The onset of the COVID-19 pandemic in March brought financial headwinds that slowed Toromont's growth in the first three months of 2020, the company has reported. While net revenue increased slightly, earnings slipped in the first quarter.
"The recent outbreak of COVID-19 puts us in an unprecedented environment. While Toromont's businesses have, to date, been declared essential services in all jurisdictions in which we operate, we are not insulated from the broader economic, financial and market impacts," said Scott J. Medhurst, President and Chief Executive Officer of Toromont Industries Ltd. "We experienced lower earnings in the quarter and reduced activity. Actions have been taken and are on-going across three areas of focus: protecting our employees, serving our customers' needs and protecting our business for the future. We appreciate our entire team's effort and commitment to support our customers during this challenging time."
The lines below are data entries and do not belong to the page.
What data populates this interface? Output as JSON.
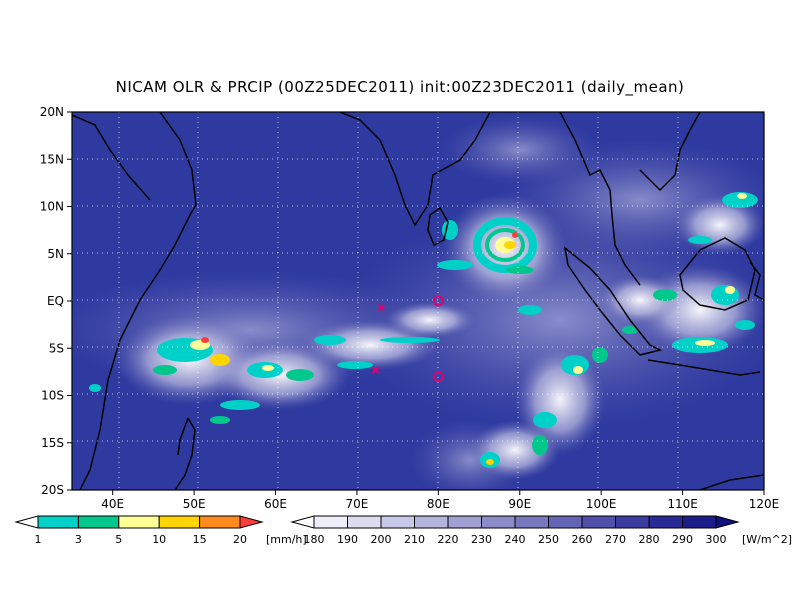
{
  "title": "NICAM OLR & PRCIP (00Z25DEC2011) init:00Z23DEC2011 (daily_mean)",
  "lat_labels": [
    "20N",
    "15N",
    "10N",
    "5N",
    "EQ",
    "5S",
    "10S",
    "15S",
    "20S"
  ],
  "lon_labels": [
    "40E",
    "50E",
    "60E",
    "70E",
    "80E",
    "90E",
    "100E",
    "110E",
    "120E"
  ],
  "precip_colorbar": {
    "unit": "[mm/h]",
    "ticks": [
      "1",
      "3",
      "5",
      "10",
      "15",
      "20"
    ],
    "colors": [
      "#ffffff",
      "#00d1c8",
      "#00c88c",
      "#ffff96",
      "#ffd400",
      "#ff8a1e",
      "#ff3c3c"
    ]
  },
  "olr_colorbar": {
    "unit": "[W/m^2]",
    "ticks": [
      "180",
      "190",
      "200",
      "210",
      "220",
      "230",
      "240",
      "250",
      "260",
      "270",
      "280",
      "290",
      "300"
    ],
    "colors": [
      "#ffffff",
      "#eeeef8",
      "#dcdcf0",
      "#c8c8e8",
      "#b4b4dc",
      "#a0a0d2",
      "#8c8cc8",
      "#7878be",
      "#6464b4",
      "#5050aa",
      "#3c3ca0",
      "#2a2a96",
      "#1c1c8a",
      "#10107e"
    ]
  },
  "markers": [
    {
      "name": "x-marker",
      "lon": 73,
      "lat": -0.7
    },
    {
      "name": "x-marker",
      "lon": 72.3,
      "lat": -7.3
    },
    {
      "name": "circle-marker",
      "lon": 80,
      "lat": 0
    },
    {
      "name": "circle-marker",
      "lon": 80,
      "lat": -8
    }
  ],
  "colors": {
    "background": "#2e3aa0",
    "grid": "#ffffff",
    "coast": "#000000",
    "marker": "#e0006e"
  }
}
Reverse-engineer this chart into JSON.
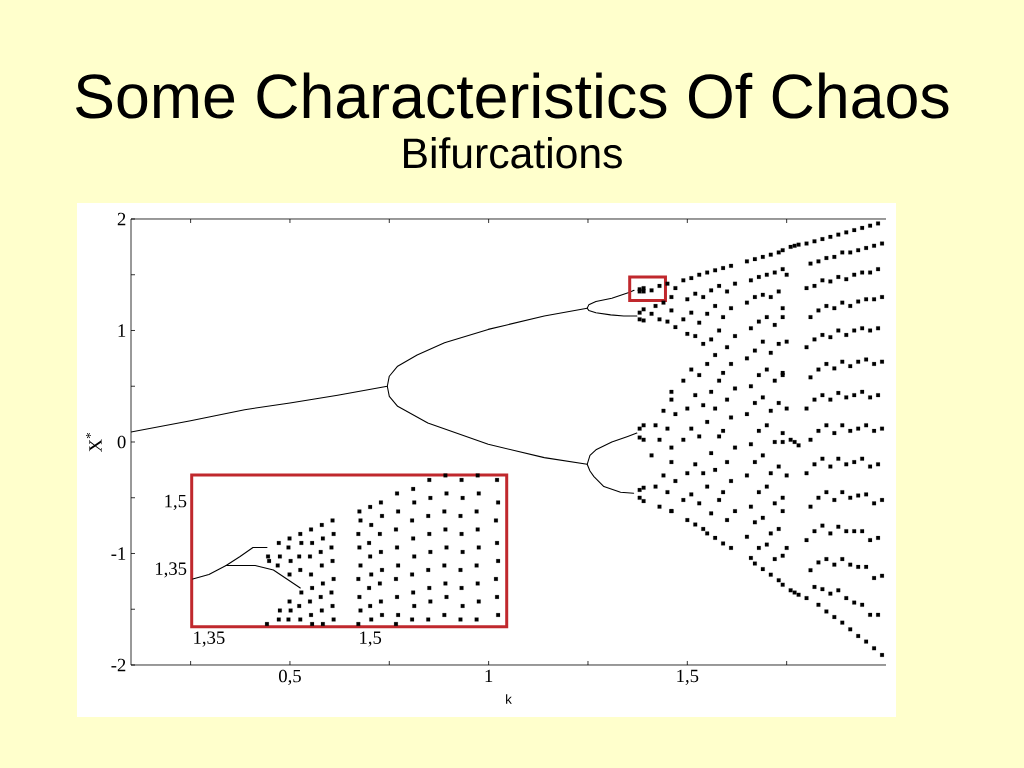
{
  "chart_data": [
    {
      "type": "scatter",
      "title": "Some Characteristics Of Chaos",
      "subtitle": "Bifurcations",
      "xlabel": "k",
      "ylabel": "X$^{*}$",
      "xlim": [
        0.1,
        2
      ],
      "ylim": [
        -2,
        2
      ],
      "xticks": [
        {
          "value": 0.25,
          "label": null
        },
        {
          "value": 0.5,
          "label": "0,5"
        },
        {
          "value": 0.75,
          "label": null
        },
        1,
        {
          "value": 1.25,
          "label": null
        },
        {
          "value": 1.5,
          "label": "1,5"
        },
        {
          "value": 1.75,
          "label": null
        }
      ],
      "yticks": [
        -2,
        {
          "value": -1.5,
          "label": null
        },
        -1,
        {
          "value": -0.5,
          "label": null
        },
        0,
        {
          "value": 0.5,
          "label": null
        },
        1,
        {
          "value": 1.5,
          "label": null
        },
        2
      ],
      "marker": "square",
      "series": [
        {
          "type": "line",
          "marker": "none",
          "color": "#000000",
          "x": [
            0.1,
            0.25,
            0.386,
            0.5,
            0.62,
            0.745
          ],
          "values": [
            0.09,
            0.19,
            0.29,
            0.35,
            0.42,
            0.5
          ]
        },
        {
          "type": "line",
          "marker": "none",
          "color": "#000000",
          "x": [
            1.248,
            1.14,
            0.999,
            0.889,
            0.82,
            0.771,
            0.75,
            0.745,
            0.75,
            0.771,
            0.847,
            0.999,
            1.14,
            1.248
          ],
          "values": [
            1.2,
            1.13,
            1.01,
            0.89,
            0.78,
            0.68,
            0.59,
            0.5,
            0.41,
            0.32,
            0.17,
            -0.02,
            -0.14,
            -0.2
          ]
        },
        {
          "type": "line",
          "marker": "none",
          "color": "#000000",
          "x": [
            1.366,
            1.353,
            1.31,
            1.27,
            1.252,
            1.248,
            1.252,
            1.27,
            1.307,
            1.34,
            1.373
          ],
          "values": [
            1.36,
            1.34,
            1.29,
            1.26,
            1.23,
            1.2,
            1.18,
            1.16,
            1.14,
            1.13,
            1.13
          ]
        },
        {
          "type": "line",
          "marker": "none",
          "color": "#000000",
          "x": [
            1.373,
            1.35,
            1.31,
            1.27,
            1.255,
            1.248,
            1.255,
            1.265,
            1.29,
            1.332,
            1.365
          ],
          "values": [
            0.08,
            0.05,
            0.0,
            -0.07,
            -0.12,
            -0.2,
            -0.26,
            -0.31,
            -0.4,
            -0.45,
            -0.46
          ]
        },
        {
          "color": "#000000",
          "x": [
            1.38,
            1.39,
            1.38,
            1.39,
            1.38,
            1.39,
            1.38,
            1.39,
            1.38,
            1.39,
            1.38,
            1.39,
            1.38,
            1.39,
            1.38,
            1.39,
            1.41,
            1.42,
            1.41,
            1.42,
            1.41,
            1.42,
            1.43,
            1.44,
            1.43,
            1.44,
            1.43,
            1.44,
            1.43,
            1.45,
            1.46,
            1.45,
            1.46,
            1.45,
            1.46,
            1.45,
            1.46,
            1.47,
            1.46,
            1.47,
            1.46,
            1.47,
            1.46,
            1.47,
            1.46,
            1.49,
            1.5,
            1.49,
            1.5,
            1.49,
            1.5,
            1.49,
            1.5,
            1.49,
            1.5,
            1.51,
            1.52,
            1.51,
            1.52,
            1.51,
            1.52,
            1.51,
            1.52,
            1.51,
            1.52,
            1.53,
            1.54,
            1.53,
            1.54,
            1.53,
            1.54,
            1.53,
            1.54,
            1.53,
            1.54,
            1.55,
            1.56,
            1.55,
            1.56,
            1.55,
            1.56,
            1.55,
            1.56,
            1.55,
            1.56,
            1.55,
            1.57,
            1.58,
            1.57,
            1.58,
            1.57,
            1.58,
            1.57,
            1.58,
            1.57,
            1.58,
            1.57,
            1.59,
            1.6,
            1.59,
            1.6,
            1.59,
            1.6,
            1.59,
            1.6,
            1.59,
            1.6,
            1.59,
            1.61,
            1.62,
            1.61,
            1.62,
            1.61,
            1.62,
            1.61,
            1.62,
            1.61,
            1.62,
            1.61
          ],
          "values": [
            1.37,
            1.38,
            1.35,
            1.35,
            1.16,
            1.19,
            1.1,
            1.09,
            0.12,
            0.15,
            0.04,
            0.02,
            -0.43,
            -0.41,
            -0.5,
            -0.53,
            1.36,
            1.22,
            1.15,
            0.15,
            -0.12,
            -0.4,
            1.4,
            1.25,
            1.1,
            0.28,
            0.02,
            -0.3,
            -0.58,
            1.42,
            1.3,
            1.08,
            0.38,
            0.12,
            -0.18,
            -0.45,
            -0.62,
            1.38,
            1.18,
            1.03,
            0.45,
            0.25,
            -0.05,
            -0.35,
            -0.62,
            1.45,
            1.28,
            1.1,
            0.97,
            0.55,
            0.3,
            0.02,
            -0.28,
            -0.52,
            -0.7,
            1.47,
            1.33,
            1.16,
            0.95,
            0.65,
            0.42,
            0.12,
            -0.2,
            -0.47,
            -0.74,
            1.5,
            1.3,
            1.07,
            0.88,
            0.6,
            0.33,
            0.05,
            -0.28,
            -0.55,
            -0.78,
            1.52,
            1.36,
            1.15,
            0.92,
            0.7,
            0.45,
            0.18,
            -0.1,
            -0.4,
            -0.64,
            -0.82,
            1.54,
            1.4,
            1.22,
            1.0,
            0.78,
            0.55,
            0.3,
            0.05,
            -0.25,
            -0.52,
            -0.86,
            1.56,
            1.35,
            1.12,
            0.85,
            0.62,
            0.38,
            0.1,
            -0.18,
            -0.45,
            -0.7,
            -0.91,
            1.58,
            1.42,
            1.2,
            0.95,
            0.7,
            0.48,
            0.22,
            -0.05,
            -0.35,
            -0.62,
            -0.95
          ]
        },
        {
          "color": "#000000",
          "x": [
            1.65,
            1.66,
            1.65,
            1.66,
            1.65,
            1.66,
            1.65,
            1.66,
            1.65,
            1.66,
            1.65,
            1.66,
            1.67,
            1.68,
            1.67,
            1.68,
            1.67,
            1.68,
            1.67,
            1.68,
            1.67,
            1.68,
            1.67,
            1.68,
            1.67,
            1.69,
            1.7,
            1.69,
            1.7,
            1.69,
            1.7,
            1.69,
            1.7,
            1.69,
            1.7,
            1.69,
            1.7,
            1.69,
            1.71,
            1.72,
            1.71,
            1.72,
            1.71,
            1.72,
            1.71,
            1.72,
            1.71,
            1.72,
            1.71,
            1.72,
            1.71,
            1.73,
            1.74,
            1.73,
            1.74,
            1.73,
            1.74,
            1.73,
            1.74,
            1.73,
            1.74,
            1.73,
            1.74,
            1.73,
            1.74,
            1.75,
            1.74,
            1.75,
            1.74,
            1.75,
            1.74,
            1.75,
            1.74,
            1.75,
            1.74,
            1.76,
            1.77,
            1.78,
            1.76,
            1.77,
            1.78,
            1.76,
            1.77,
            1.78
          ],
          "values": [
            1.62,
            1.45,
            1.25,
            1.02,
            0.75,
            0.5,
            0.25,
            -0.02,
            -0.3,
            -0.58,
            -0.85,
            -1.04,
            1.64,
            1.48,
            1.3,
            1.08,
            0.82,
            0.6,
            0.35,
            0.1,
            -0.18,
            -0.45,
            -0.72,
            -0.95,
            -1.09,
            1.66,
            1.5,
            1.32,
            1.12,
            0.9,
            0.65,
            0.4,
            0.15,
            -0.12,
            -0.4,
            -0.68,
            -0.92,
            -1.14,
            1.68,
            1.52,
            1.3,
            1.05,
            0.8,
            0.55,
            0.28,
            0.0,
            -0.28,
            -0.55,
            -0.82,
            -1.05,
            -1.19,
            1.7,
            1.55,
            1.35,
            1.12,
            0.88,
            0.62,
            0.35,
            0.08,
            -0.22,
            -0.5,
            -0.78,
            -1.02,
            -1.24,
            1.72,
            1.5,
            1.2,
            0.9,
            0.6,
            0.3,
            0.0,
            -0.3,
            -0.62,
            -0.95,
            -1.28,
            1.75,
            1.76,
            1.77,
            0.02,
            0.0,
            -0.03,
            -1.33,
            -1.35,
            -1.37
          ]
        },
        {
          "color": "#000000",
          "x": [
            1.8,
            1.81,
            1.8,
            1.81,
            1.8,
            1.81,
            1.8,
            1.81,
            1.8,
            1.81,
            1.8,
            1.81,
            1.8,
            1.82,
            1.83,
            1.82,
            1.83,
            1.82,
            1.83,
            1.82,
            1.83,
            1.82,
            1.83,
            1.82,
            1.83,
            1.82,
            1.83,
            1.84,
            1.85,
            1.84,
            1.85,
            1.84,
            1.85,
            1.84,
            1.85,
            1.84,
            1.85,
            1.84,
            1.85,
            1.84,
            1.85,
            1.86,
            1.87,
            1.86,
            1.87,
            1.86,
            1.87,
            1.86,
            1.87,
            1.86,
            1.87,
            1.86,
            1.87,
            1.86,
            1.87,
            1.88,
            1.89,
            1.88,
            1.89,
            1.88,
            1.89,
            1.88,
            1.89,
            1.88,
            1.89,
            1.88,
            1.89,
            1.88,
            1.89,
            1.9,
            1.91,
            1.9,
            1.91,
            1.9,
            1.91,
            1.9,
            1.91,
            1.9,
            1.91,
            1.9,
            1.91,
            1.9,
            1.91,
            1.92,
            1.93,
            1.92,
            1.93,
            1.92,
            1.93,
            1.92,
            1.93,
            1.92,
            1.93,
            1.92,
            1.93,
            1.92,
            1.93,
            1.94,
            1.95,
            1.94,
            1.95,
            1.94,
            1.95,
            1.94,
            1.95,
            1.94,
            1.95,
            1.94,
            1.95,
            1.94,
            1.95,
            1.96,
            1.97,
            1.96,
            1.97,
            1.96,
            1.97,
            1.96,
            1.97,
            1.96,
            1.97,
            1.96,
            1.97,
            1.96,
            1.97,
            1.98,
            1.99,
            1.98,
            1.99,
            1.98,
            1.99,
            1.98,
            1.99,
            1.98,
            1.99,
            1.98,
            1.99,
            1.98,
            1.99
          ],
          "values": [
            1.78,
            1.6,
            1.38,
            1.12,
            0.85,
            0.58,
            0.3,
            0.02,
            -0.28,
            -0.58,
            -0.88,
            -1.15,
            -1.4,
            1.8,
            1.62,
            1.4,
            1.18,
            0.92,
            0.65,
            0.38,
            0.1,
            -0.2,
            -0.5,
            -0.8,
            -1.08,
            -1.3,
            -1.46,
            1.82,
            1.65,
            1.45,
            1.22,
            0.96,
            0.7,
            0.42,
            0.15,
            -0.15,
            -0.45,
            -0.75,
            -1.05,
            -1.32,
            -1.52,
            1.84,
            1.66,
            1.44,
            1.2,
            0.94,
            0.66,
            0.38,
            0.08,
            -0.22,
            -0.52,
            -0.82,
            -1.1,
            -1.36,
            -1.57,
            1.86,
            1.7,
            1.48,
            1.25,
            1.0,
            0.72,
            0.44,
            0.15,
            -0.15,
            -0.45,
            -0.76,
            -1.05,
            -1.33,
            -1.62,
            1.88,
            1.7,
            1.46,
            1.22,
            0.96,
            0.68,
            0.4,
            0.1,
            -0.2,
            -0.5,
            -0.8,
            -1.1,
            -1.4,
            -1.68,
            1.9,
            1.72,
            1.5,
            1.26,
            1.0,
            0.72,
            0.42,
            0.12,
            -0.18,
            -0.48,
            -0.8,
            -1.12,
            -1.44,
            -1.74,
            1.92,
            1.74,
            1.52,
            1.28,
            1.02,
            0.74,
            0.45,
            0.15,
            -0.15,
            -0.47,
            -0.8,
            -1.12,
            -1.46,
            -1.79,
            1.94,
            1.76,
            1.52,
            1.28,
            1.0,
            0.7,
            0.4,
            0.1,
            -0.22,
            -0.55,
            -0.88,
            -1.22,
            -1.55,
            -1.85,
            1.96,
            1.78,
            1.55,
            1.3,
            1.02,
            0.72,
            0.42,
            0.12,
            -0.2,
            -0.52,
            -0.86,
            -1.2,
            -1.55,
            -1.91
          ]
        },
        {
          "type": "line",
          "marker": "none",
          "color": "#c0282d",
          "x": [
            1.4,
            1.445,
            1.445,
            1.355,
            1.355,
            1.395
          ],
          "values": [
            1.27,
            1.27,
            1.48,
            1.48,
            1.27,
            1.27
          ]
        }
      ]
    },
    {
      "type": "scatter",
      "xlim": [
        1.334,
        1.627
      ],
      "ylim": [
        1.224,
        1.561
      ],
      "xticks": [
        {
          "value": 1.35,
          "label": "1,35"
        },
        {
          "value": 1.5,
          "label": "1,5"
        }
      ],
      "yticks": [
        {
          "value": 1.35,
          "label": "1,35"
        },
        {
          "value": 1.5,
          "label": "1,5"
        }
      ],
      "marker": "square",
      "series": [
        {
          "type": "line",
          "marker": "none",
          "color": "#000000",
          "x": [
            1.335,
            1.35,
            1.366
          ],
          "values": [
            1.33,
            1.34,
            1.36
          ]
        },
        {
          "type": "line",
          "marker": "none",
          "color": "#000000",
          "x": [
            1.404,
            1.391,
            1.379,
            1.366,
            1.393,
            1.41,
            1.435
          ],
          "values": [
            1.4,
            1.4,
            1.38,
            1.36,
            1.36,
            1.35,
            1.31
          ]
        },
        {
          "color": "#000000",
          "x": [
            1.405,
            1.406,
            1.404,
            1.415,
            1.416,
            1.414,
            1.415,
            1.416,
            1.425,
            1.424,
            1.426,
            1.425,
            1.424,
            1.426,
            1.425,
            1.435,
            1.436,
            1.434,
            1.435,
            1.436,
            1.434,
            1.435,
            1.445,
            1.446,
            1.444,
            1.445,
            1.446,
            1.444,
            1.445,
            1.446,
            1.455,
            1.456,
            1.454,
            1.455,
            1.456,
            1.454,
            1.455,
            1.456,
            1.465,
            1.466,
            1.464,
            1.465,
            1.466,
            1.464,
            1.465,
            1.466,
            1.49,
            1.491,
            1.489,
            1.49,
            1.491,
            1.489,
            1.49,
            1.491,
            1.489,
            1.5,
            1.501,
            1.499,
            1.5,
            1.501,
            1.499,
            1.5,
            1.501,
            1.51,
            1.511,
            1.509,
            1.51,
            1.511,
            1.509,
            1.51,
            1.511,
            1.525,
            1.526,
            1.524,
            1.525,
            1.526,
            1.524,
            1.525,
            1.526,
            1.524,
            1.54,
            1.541,
            1.539,
            1.54,
            1.541,
            1.539,
            1.54,
            1.541,
            1.539,
            1.555,
            1.556,
            1.554,
            1.555,
            1.556,
            1.554,
            1.555,
            1.556,
            1.554,
            1.57,
            1.571,
            1.569,
            1.57,
            1.571,
            1.569,
            1.57,
            1.571,
            1.569,
            1.585,
            1.586,
            1.584,
            1.585,
            1.586,
            1.584,
            1.585,
            1.586,
            1.584,
            1.6,
            1.601,
            1.599,
            1.6,
            1.601,
            1.599,
            1.6,
            1.601,
            1.599,
            1.618,
            1.619,
            1.617,
            1.618,
            1.619,
            1.617,
            1.618,
            1.619
          ],
          "values": [
            1.38,
            1.37,
            1.23,
            1.41,
            1.38,
            1.36,
            1.24,
            1.26,
            1.42,
            1.4,
            1.37,
            1.34,
            1.24,
            1.26,
            1.28,
            1.43,
            1.41,
            1.38,
            1.35,
            1.3,
            1.27,
            1.24,
            1.44,
            1.41,
            1.38,
            1.34,
            1.31,
            1.28,
            1.25,
            1.23,
            1.45,
            1.42,
            1.39,
            1.36,
            1.32,
            1.29,
            1.26,
            1.23,
            1.46,
            1.43,
            1.4,
            1.37,
            1.33,
            1.3,
            1.27,
            1.24,
            1.48,
            1.46,
            1.43,
            1.4,
            1.36,
            1.33,
            1.29,
            1.26,
            1.23,
            1.49,
            1.45,
            1.41,
            1.38,
            1.34,
            1.31,
            1.27,
            1.24,
            1.5,
            1.47,
            1.43,
            1.39,
            1.35,
            1.32,
            1.28,
            1.25,
            1.52,
            1.48,
            1.44,
            1.4,
            1.36,
            1.33,
            1.29,
            1.25,
            1.23,
            1.53,
            1.5,
            1.46,
            1.42,
            1.38,
            1.34,
            1.3,
            1.27,
            1.24,
            1.55,
            1.51,
            1.47,
            1.43,
            1.39,
            1.35,
            1.31,
            1.28,
            1.24,
            1.56,
            1.52,
            1.48,
            1.44,
            1.4,
            1.36,
            1.32,
            1.29,
            1.25,
            1.55,
            1.51,
            1.47,
            1.43,
            1.39,
            1.35,
            1.31,
            1.27,
            1.24,
            1.56,
            1.52,
            1.48,
            1.44,
            1.4,
            1.36,
            1.32,
            1.28,
            1.24,
            1.55,
            1.5,
            1.46,
            1.41,
            1.37,
            1.33,
            1.29,
            1.25
          ]
        }
      ]
    }
  ]
}
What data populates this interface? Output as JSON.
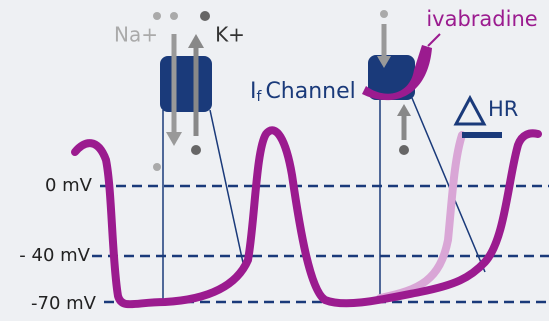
{
  "labels": {
    "na": "Na+",
    "k": "K+",
    "channel_i": "I",
    "channel_sub": "f",
    "channel_rest": "Channel",
    "drug": "ivabradine",
    "hr": "HR"
  },
  "levels": [
    "0 mV",
    "- 40 mV",
    "-70 mV"
  ]
}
Toromont's results were dampened by higher levels of expense compared to its revenue, Medhurst noted.
"The first quarter of the year is typically softer, given seasonality and the impact of winter weather conditions in most segments of our business. This was exacerbated towards the end of the quarter with reductions in activity, most notably mine and construction shutdowns."
Toromont's equipment group saw revenue rise $23.9 million, or 4 percent, to $657.8 million for the quarter, based on strong sales of used equipment and product support growth. Operating income, however, decreased by $2.6 million, or 5 percent, due to lower margins and higher expenses.
Bookings rose 15 percent year over year to $337.7 million in the first quarter, with construction, power systems and material handling leading the way. The company reported backlogs of $353.1 million at the end of March 2020, down $42 million or 11 percent from March 2019, based on inventory levels and equipment availability.